Pour ceux qui auraient pris ce blog en cours de route (ce qui serait lamentable et consternant, mais bon, loin de moi l'idée de vouloir vous juger), alors que je n'avais pas totalement bouclé ma première année en droit (disons qu'il me restait seulement 8 matières sur 11 à passer à la repêche), je me suis lancé dans une procédure aux prud'hommes contre l'employeur indélicat qui fut le mien cette année là, employeur dont la particularité était de croire qu'un employé adore faire des heures supplémentaires à tire-larigot gratuitement et rien que pour ses beaux yeux.
Fatale erreur, d'ailleurs : il n'avait même pas de beaux yeux.

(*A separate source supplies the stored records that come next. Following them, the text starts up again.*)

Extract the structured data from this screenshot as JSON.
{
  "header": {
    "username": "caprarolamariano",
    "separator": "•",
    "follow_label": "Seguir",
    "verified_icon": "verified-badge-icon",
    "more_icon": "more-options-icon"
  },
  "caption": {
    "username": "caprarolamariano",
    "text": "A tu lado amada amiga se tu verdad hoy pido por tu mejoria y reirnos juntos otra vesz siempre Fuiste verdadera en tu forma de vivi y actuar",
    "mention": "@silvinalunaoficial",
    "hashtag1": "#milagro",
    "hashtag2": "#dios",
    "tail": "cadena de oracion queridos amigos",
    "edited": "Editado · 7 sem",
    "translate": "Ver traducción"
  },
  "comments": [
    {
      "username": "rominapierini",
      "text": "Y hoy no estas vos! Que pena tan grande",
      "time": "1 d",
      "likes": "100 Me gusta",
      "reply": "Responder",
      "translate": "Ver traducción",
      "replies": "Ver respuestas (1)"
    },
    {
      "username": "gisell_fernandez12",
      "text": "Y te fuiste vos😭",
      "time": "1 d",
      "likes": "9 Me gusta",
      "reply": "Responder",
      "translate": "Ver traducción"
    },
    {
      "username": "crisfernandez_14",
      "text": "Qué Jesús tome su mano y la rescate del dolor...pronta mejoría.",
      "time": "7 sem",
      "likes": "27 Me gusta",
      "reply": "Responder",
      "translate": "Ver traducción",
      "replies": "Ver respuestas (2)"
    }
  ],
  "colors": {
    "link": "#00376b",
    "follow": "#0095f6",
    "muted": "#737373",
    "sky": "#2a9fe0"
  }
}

Cette expérience, qui contribua à me faire comprendre toute la portée de la notion d'ulcère carabiné, dura plusieurs années, durant lesquelles j'allais me défendre seul (sans avocat, ndrl) face à une avocate qui m'inspira à chaque fois que je croisais le fer avec elle le sentiment que dans le fond, les Aliens ne sont pas si effrayants que cela, tout en sachant pertinemment que je ne partais peut-être pas dans cette aventure avec les meilleures cartes en main, mon employeur étant également juge aux prud'hommes du tribunal où je l'attaquais.
Quand je vous dit que j'ai tout de même des tendances maso.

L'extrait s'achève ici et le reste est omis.